Hunters in Wisconsin will be allowed to kill a total of 130 gray wolves when the hunting season opens in November.
Wisconsin Public Radio notes this is the latest development in an "apparent power struggle" between the DNR under Gov. Tony Evers, a Democrat, and the conservative majority on the DNR policy board. This includes DNR board Chair Fred Prehn, a former Republican Gov. Scott Walker appointee, who has not ceded control of his seat despite his term ending in May for reasons that include wanting to vote on the quota for the fall wolf hunt, the Milwaukee Journal Sentinel reported.
The DNR said in a news release it considered the "best available information and scientific modeling" plus input from the Wolf Harvest Committee, the DNR board and "many groups and members of the public" to determine this year's quota.
DNR spokesperson Sarah Hoye told the Wisconsin State Journal she is unaware of a time when the DNR has modified a quota the board has set.
Licensed hunters will be allowed to kill 74 wolves, with the DNR saying it will "honor the Ojibwe Tribes' treaty right within the Ceded Territory," allowing tribes to kill 56 wolves.
In past years, the tribes have chosen to protect their share of wolves and not hunt them, the Wisconsin State Journal says.
The DNR will issue 370 licenses, a ratio of five licenses per wolf, through a lottery system, with licenses going on sale Oct. 25, the release said.
This will be Wisconsin's second wolf hunt since the Trump administration removed the gray wolf from the endangered species list in January, making it legal for states to hold wolf hunts again. The DNR had planned to begin holding wolf hunts in November 2021 (Wisconsin state law requires a wolf hunt be held every year), but a Kansas-based hunting group filed a lawsuit demanding one in February.
In just three days in February, hunters killed 218 wolves, exceeding the 119-wolf quota. National Geographic reports hunters killed one-third of the state's wolves during the hunt.
The DNR's announcement Monday comes about two weeks after six Ojibwe tribes filed a lawsuit against the DNR, claiming it violates their treaty rights and is putting an animal they consider sacred in danger.
Last week, the tribes filed a motion for a preliminary injunction against the state to halt the hunt, anticipating the DNR would lower the wolf quota. A news release says even if the quota was lowered to 130, that figure has "no grounding in sound biological principles because, in developing the recommended quota, the [DNR] failed to obtain a population estimate of the Wisconsin wolves that are remaining after a rushed hunt held in February."

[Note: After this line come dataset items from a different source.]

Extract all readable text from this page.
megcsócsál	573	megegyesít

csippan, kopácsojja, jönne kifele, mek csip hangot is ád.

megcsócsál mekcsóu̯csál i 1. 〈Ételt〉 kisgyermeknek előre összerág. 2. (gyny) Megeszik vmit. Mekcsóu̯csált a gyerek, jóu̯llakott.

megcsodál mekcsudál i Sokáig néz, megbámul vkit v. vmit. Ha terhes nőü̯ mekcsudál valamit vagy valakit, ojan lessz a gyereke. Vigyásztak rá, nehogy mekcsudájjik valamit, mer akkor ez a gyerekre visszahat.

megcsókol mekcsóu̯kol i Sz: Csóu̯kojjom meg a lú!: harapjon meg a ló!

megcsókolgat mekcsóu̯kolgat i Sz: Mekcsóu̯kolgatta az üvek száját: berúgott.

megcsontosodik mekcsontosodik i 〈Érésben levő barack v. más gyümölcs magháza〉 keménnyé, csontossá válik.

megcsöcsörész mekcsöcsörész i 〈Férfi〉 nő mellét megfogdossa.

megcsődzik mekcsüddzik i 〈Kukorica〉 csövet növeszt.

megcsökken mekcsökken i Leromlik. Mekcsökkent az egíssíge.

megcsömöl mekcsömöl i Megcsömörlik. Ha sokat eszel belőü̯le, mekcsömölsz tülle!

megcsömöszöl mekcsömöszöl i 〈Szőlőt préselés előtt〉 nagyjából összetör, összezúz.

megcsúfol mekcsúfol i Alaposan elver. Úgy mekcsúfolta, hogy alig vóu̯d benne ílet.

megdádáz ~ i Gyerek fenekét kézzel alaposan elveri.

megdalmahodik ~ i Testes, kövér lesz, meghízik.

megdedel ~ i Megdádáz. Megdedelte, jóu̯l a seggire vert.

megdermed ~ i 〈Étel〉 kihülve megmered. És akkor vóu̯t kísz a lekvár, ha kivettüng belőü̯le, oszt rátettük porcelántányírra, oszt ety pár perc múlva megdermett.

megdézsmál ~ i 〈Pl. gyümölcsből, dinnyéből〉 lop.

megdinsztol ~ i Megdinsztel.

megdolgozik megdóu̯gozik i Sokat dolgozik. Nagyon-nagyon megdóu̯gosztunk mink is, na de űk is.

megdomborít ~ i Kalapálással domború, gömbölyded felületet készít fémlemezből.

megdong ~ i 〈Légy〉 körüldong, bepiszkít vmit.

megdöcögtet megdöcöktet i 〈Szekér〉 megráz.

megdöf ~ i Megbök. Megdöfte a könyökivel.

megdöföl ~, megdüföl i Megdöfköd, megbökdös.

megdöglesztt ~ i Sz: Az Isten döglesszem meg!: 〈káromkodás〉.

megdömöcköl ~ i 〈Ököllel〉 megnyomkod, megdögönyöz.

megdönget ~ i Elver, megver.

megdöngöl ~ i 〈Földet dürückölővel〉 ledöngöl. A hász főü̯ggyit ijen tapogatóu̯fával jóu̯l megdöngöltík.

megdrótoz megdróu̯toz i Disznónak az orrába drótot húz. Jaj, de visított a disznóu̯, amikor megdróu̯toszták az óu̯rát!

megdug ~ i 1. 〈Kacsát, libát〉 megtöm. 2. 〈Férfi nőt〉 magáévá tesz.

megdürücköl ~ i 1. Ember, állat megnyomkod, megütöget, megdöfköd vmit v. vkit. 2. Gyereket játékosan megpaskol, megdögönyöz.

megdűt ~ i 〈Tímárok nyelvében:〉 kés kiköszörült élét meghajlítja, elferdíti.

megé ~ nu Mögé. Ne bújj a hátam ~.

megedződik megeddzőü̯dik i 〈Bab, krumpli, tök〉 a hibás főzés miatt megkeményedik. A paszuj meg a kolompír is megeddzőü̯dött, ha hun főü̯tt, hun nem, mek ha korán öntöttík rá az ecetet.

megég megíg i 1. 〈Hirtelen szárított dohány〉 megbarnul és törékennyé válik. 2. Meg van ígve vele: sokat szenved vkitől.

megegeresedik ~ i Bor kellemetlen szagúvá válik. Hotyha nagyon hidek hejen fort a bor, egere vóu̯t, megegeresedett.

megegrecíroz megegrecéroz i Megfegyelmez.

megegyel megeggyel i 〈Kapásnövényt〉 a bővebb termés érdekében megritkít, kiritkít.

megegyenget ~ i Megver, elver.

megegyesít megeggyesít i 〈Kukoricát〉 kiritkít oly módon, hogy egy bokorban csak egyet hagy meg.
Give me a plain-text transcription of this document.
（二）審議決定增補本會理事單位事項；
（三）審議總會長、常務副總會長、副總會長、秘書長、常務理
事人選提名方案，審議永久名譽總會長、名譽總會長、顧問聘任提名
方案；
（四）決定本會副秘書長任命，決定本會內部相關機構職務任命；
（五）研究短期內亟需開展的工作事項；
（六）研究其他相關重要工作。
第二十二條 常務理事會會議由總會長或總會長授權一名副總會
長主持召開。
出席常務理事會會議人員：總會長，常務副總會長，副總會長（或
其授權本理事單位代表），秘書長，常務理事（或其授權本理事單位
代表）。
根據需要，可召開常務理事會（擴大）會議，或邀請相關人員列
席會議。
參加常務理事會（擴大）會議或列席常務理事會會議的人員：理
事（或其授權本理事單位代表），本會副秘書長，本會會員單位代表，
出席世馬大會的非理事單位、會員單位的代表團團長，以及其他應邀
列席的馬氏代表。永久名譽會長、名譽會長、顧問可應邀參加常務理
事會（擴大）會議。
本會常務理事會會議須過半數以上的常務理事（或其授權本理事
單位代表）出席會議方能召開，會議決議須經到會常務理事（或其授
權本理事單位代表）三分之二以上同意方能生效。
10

Prior to the February wolf hunt, the DNR estimated Wisconsin had 1,136 wolves. Wildlife advocacy groups said a second wolf hunt in the same year could lead to the "destruction" of half the state's wolf population and puts the survival of the animal in the state at risk.
The November wolf hunt is also facing a legal challenge by wildlife advocacy groups, including Friends of the Wisconsin Wolf and Wildlife, which calls the 2011 law that requires a mandatory wolf hunt whenever they're not on the endangered species list unconstitutional.
Meanwhile, Prehn has said the quota should be based on the state's current wolf management plan, which sets a management goal of 350 wolves in Wisconsin. Some hunters have also pushed for a higher quota for the upcoming hunt.
Critics say the state's management plan is outdated and not based on current science.
The U.S. Fish and Wildlife Service under the Trump administration removed gray wolves from the federal endangered species list on Jan. 4, 2021, returning management authority to state agencies. The Minnesota Department of Natural Resources is currently undergoing the process of updating its wolf management plan and has not revealed if a wolf hunt is in the state's future.